The general customer perception related to the Linux and Mac OS X operating systems is that they both offer security as a default characteristic. By contrast, Windows is at the opposite pole, and a platform synonymous with lack of security, and the prevalence of vulnerabilities, exploits and attacks. This is why Microsoft has poured a consistent amount of effort into bulletproofing Windows Vista, making security the backbone of its operating system. Jeff Jones
, a Security Strategy Director in Microsoft's Trustworthy Computing group analyzed
four different platforms in 2006 in order to establish how each respective vendor responded to security vulnerabilities. Windows XP, Red Hat Enterprise Linux 4 WS, Novell Linux Desktop 9, and Apple Mac OS X 10.4 Tiger are the four Client OS products used by Jones in the comparison. You can also access two graphics with Jones' conclusions by clicking on the thumbnail at the bottom.

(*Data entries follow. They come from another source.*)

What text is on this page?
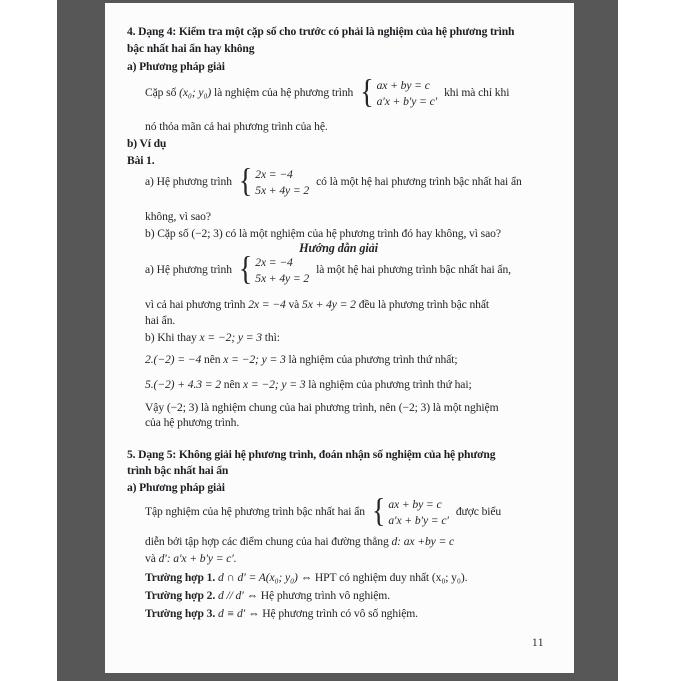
4. Dạng 4: Kiểm tra một cặp số cho trước có phải là nghiệm của hệ phương trình
bậc nhất hai ẩn hay không
a) Phương pháp giải
Cặp số (x₀; y₀) là nghiệm của hệ phương trình { ax + by = c
a′x + b′y = c′
khi mà chỉ khi
nó thỏa mãn cả hai phương trình của hệ.
b) Ví dụ
Bài 1.
a) Hệ phương trình { 2x = −4
5x + 4y = 2
có là một hệ hai phương trình bậc nhất hai ẩn
không, vì sao?
b) Cặp số (−2; 3) có là một nghiệm của hệ phương trình đó hay không, vì sao?
Hướng dẫn giải
a) Hệ phương trình { 2x = −4
5x + 4y = 2
là một hệ hai phương trình bậc nhất hai ẩn,
vì cả hai phương trình 2x = −4 và 5x + 4y = 2 đều là phương trình bậc nhất
hai ẩn.
b) Khi thay x = −2; y = 3 thì:
2.(−2) = −4 nên x = −2; y = 3 là nghiệm của phương trình thứ nhất;
5.(−2) + 4.3 = 2 nên x = −2; y = 3 là nghiệm của phương trình thứ hai;
Vậy (−2; 3) là nghiệm chung của hai phương trình, nên (−2; 3) là một nghiệm
của hệ phương trình.
5. Dạng 5: Không giải hệ phương trình, đoán nhận số nghiệm của hệ phương
trình bậc nhất hai ẩn
a) Phương pháp giải
Tập nghiệm của hệ phương trình bậc nhất hai ẩn { ax + by = c
a′x + b′y = c′
được biểu
diễn bởi tập hợp các điểm chung của hai đường thẳng d: ax +by = c
và d′: a′x + b′y = c′.
Trường hợp 1. d ∩ d′ = A(x₀; y₀) ⇔ HPT có nghiệm duy nhất (x₀; y₀).
Trường hợp 2. d // d′ ⇔ Hệ phương trình vô nghiệm.
Trường hợp 3. d ≡ d′ ⇔ Hệ phương trình có vô số nghiệm.
11
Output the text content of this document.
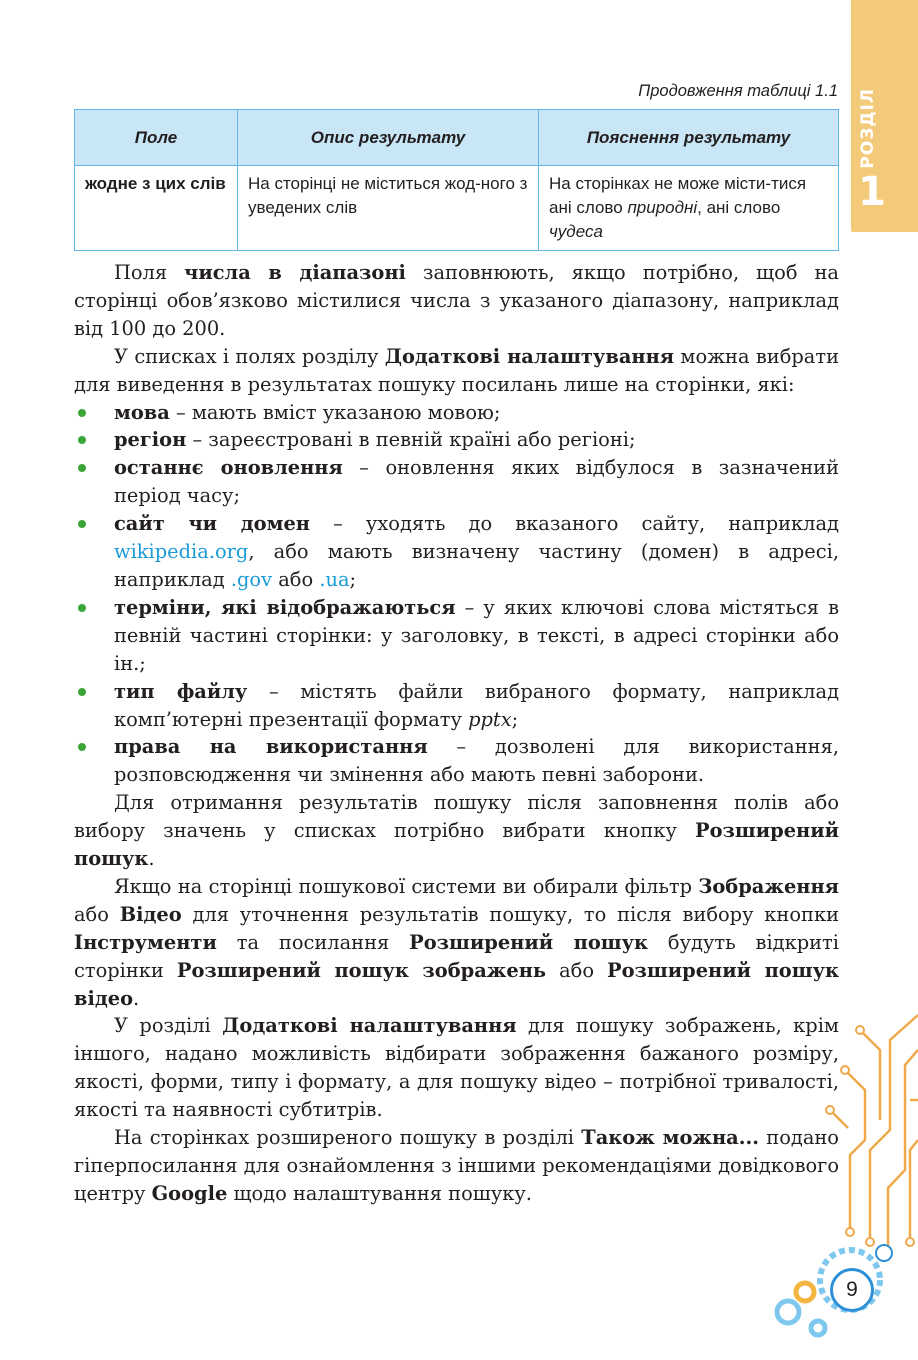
РОЗДІЛ
1
Продовження таблиці 1.1
Поле	Опис результату	Пояснення результату
жодне з цих слів	На сторінці не міститься жод-ного з уведених слів	На сторінках не може місти-тися ані слово природні, ані слово чудеса

Поля числа в діапазоні заповнюють, якщо потрібно, щоб на сторінці обов’язково містилися числа з указаного діапазону, наприклад від 100 до 200.

У списках і полях розділу Додаткові налаштування можна вибрати для виведення в результатах пошуку посилань лише на сторінки, які:

мова – мають вміст указаною мовою;
регіон – зареєстровані в певній країні або регіоні;
останнє оновлення – оновлення яких відбулося в зазначений період часу;
сайт чи домен – уходять до вказаного сайту, наприклад wikipedia.org, або мають визначену частину (домен) в адресі, наприклад .gov або .ua;
терміни, які відображаються – у яких ключові слова містяться в певній частині сторінки: у заголовку, в тексті, в адресі сторінки або ін.;
тип файлу – містять файли вибраного формату, наприклад комп’ютерні презентації формату pptx;
права на використання – дозволені для використання, розповсюдження чи змінення або мають певні заборони.

Для отримання результатів пошуку після заповнення полів або вибору значень у списках потрібно вибрати кнопку Розширений пошук.

Якщо на сторінці пошукової системи ви обирали фільтр Зображення або Відео для уточнення результатів пошуку, то після вибору кнопки Інструменти та посилання Розширений пошук будуть відкриті сторінки Розширений пошук зображень або Розширений пошук відео.

У розділі Додаткові налаштування для пошуку зображень, крім іншого, надано можливість відбирати зображення бажаного розміру, якості, форми, типу і формату, а для пошуку відео – потрібної тривалості, якості та наявності субтитрів.

На сторінках розширеного пошуку в розділі Також можна... подано гіперпосилання для ознайомлення з іншими рекомендаціями довідкового центру Google щодо налаштування пошуку.

9
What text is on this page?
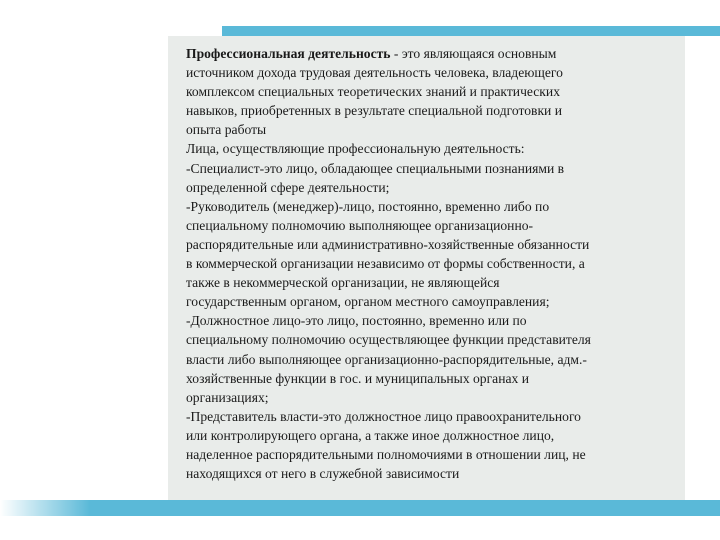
Профессиональная деятельность - это являющаяся основным

источником дохода трудовая деятельность человека, владеющего

комплексом специальных теоретических знаний и практических

навыков, приобретенных в результате специальной подготовки и

опыта работы

Лица, осуществляющие профессиональную деятельность:

-Специалист-это лицо, обладающее специальными познаниями в

определенной сфере деятельности;

-Руководитель (менеджер)-лицо, постоянно, временно либо по

специальному полномочию выполняющее организационно-

распорядительные или административно-хозяйственные обязанности

в коммерческой организации независимо от формы собственности, а

также в некоммерческой организации, не являющейся

государственным органом, органом местного самоуправления;

-Должностное лицо-это лицо, постоянно, временно или по

специальному полномочию осуществляющее функции представителя

власти либо выполняющее организационно-распорядительные, адм.-

хозяйственные функции в гос. и муниципальных органах и

организациях;

-Представитель власти-это должностное лицо правоохранительного

или контролирующего органа, а также иное должностное лицо,

наделенное распорядительными полномочиями в отношении лиц, не

находящихся от него в служебной зависимости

Defining days-of-risk as the exposure attack window between the moment when a vulnerability is publicly disclosed until a security patch is available to resolve the flaw, Jones measured the average time period Windows XP, Enterprise Linux 4 WS, Linux Desktop 9, and Tiger users were at risk during 2006.
"During 2006, the four client OS products had the following number of fixes: Windows XP SP2 had 90 fixes, of which 44 were High severity; Red Hat rhel4ws had 301 fixes, of which 91 were High severity; Novell nld9 had 232 fixes, of which 74 were High severity and Mac OS X 10.4 had 129 fixes, of which 35 were High severity," Jones revealed.
The actual receipt of security designed to deliver a safe operating system heaven is a combination of an obscure market share and limited attacks. Judging strictly by the volume of vulnerabilities patched by Microsoft, Apple, Red Hat and Novell in 2006, security is not inherent to the code in either Windows or Linux or Apple, and a simple risk assessment based on Jones' statistics reveals that Windows is exposing its users just as much - and even less than rival products - to attacks.